Colby Winters sat on the monument then, heel tapping against the names of his neighbors. He waited, and lit a cigarette, and waited more. A few hours later Elly Muer appeared again in the tunnel mouth, the way she climbed up like—
He never told his kids what like. We can imagine. Elly Muer’s fingers tenderly probed the ridges and curves of rock and loose dirt knocked into it by the crush of the mining operation. Her hands moved very like a man’s learning for the first time what it felt like to touch a woman’s living flesh. Frightened, gentle. She learned things, in the place led to by the tunnel. Colby Winters, having avoided this description, went on to say: once she stood on the ground again he asked if she could bring up the dead bodies, but she shook her head. He asked if she would pay him, which she did, and then she gave him her shoes too and went toe and finger into the dark.
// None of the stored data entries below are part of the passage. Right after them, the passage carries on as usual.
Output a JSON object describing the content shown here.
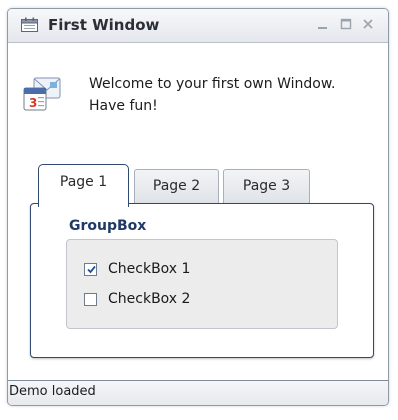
{
  "window": {
    "title": "First Window",
    "icon": "calendar-icon",
    "controls": [
      "minimize-icon",
      "maximize-icon",
      "close-icon"
    ]
  },
  "welcome": {
    "icon": "calendar-mail-icon",
    "line1": "Welcome to your first own Window.",
    "line2": "Have fun!"
  },
  "tabs": [
    {
      "label": "Page 1",
      "selected": true
    },
    {
      "label": "Page 2",
      "selected": false
    },
    {
      "label": "Page 3",
      "selected": false
    }
  ],
  "groupbox": {
    "legend": "GroupBox",
    "checkboxes": [
      {
        "label": "CheckBox 1",
        "checked": true
      },
      {
        "label": "CheckBox 2",
        "checked": false
      }
    ]
  },
  "status": {
    "text": "Demo loaded"
  },
  "colors": {
    "accent": "#1f3a66",
    "tab_border": "#2f4a6e"
  }
}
From the edge, you could see a hot light moving fluidly against smooth walls, but it illuminated nothing.
The world is like this: the best adventures take place where the problem is already lit, and though we never think much of it, someone has to buy the means of it. Humans aren’t meant for the earth except that challenges nest in it, and those are what we feed on. We need our Elly Muers to set the table. She went down to place her torches in a line leading to the prize, doing her magician’s job. Unfortunately for the enchanter, it isn’t compensated work, and making timely payments on credited purchases isn’t a magician’s problem. In any case she never reemerged.
When you lean over the tunnel—wear goggles—listen; there is the sound of footsteps, and a voice hums along to the melody of fire crackling. We speculate about the story’s end. Elly Muer waits upon a time when a hero will descend and go by the light of the ever-burning torches to find the meaning of the tunnel in the Dakotas. Ash will grey their skin. Yes: if she lives, she waits there still.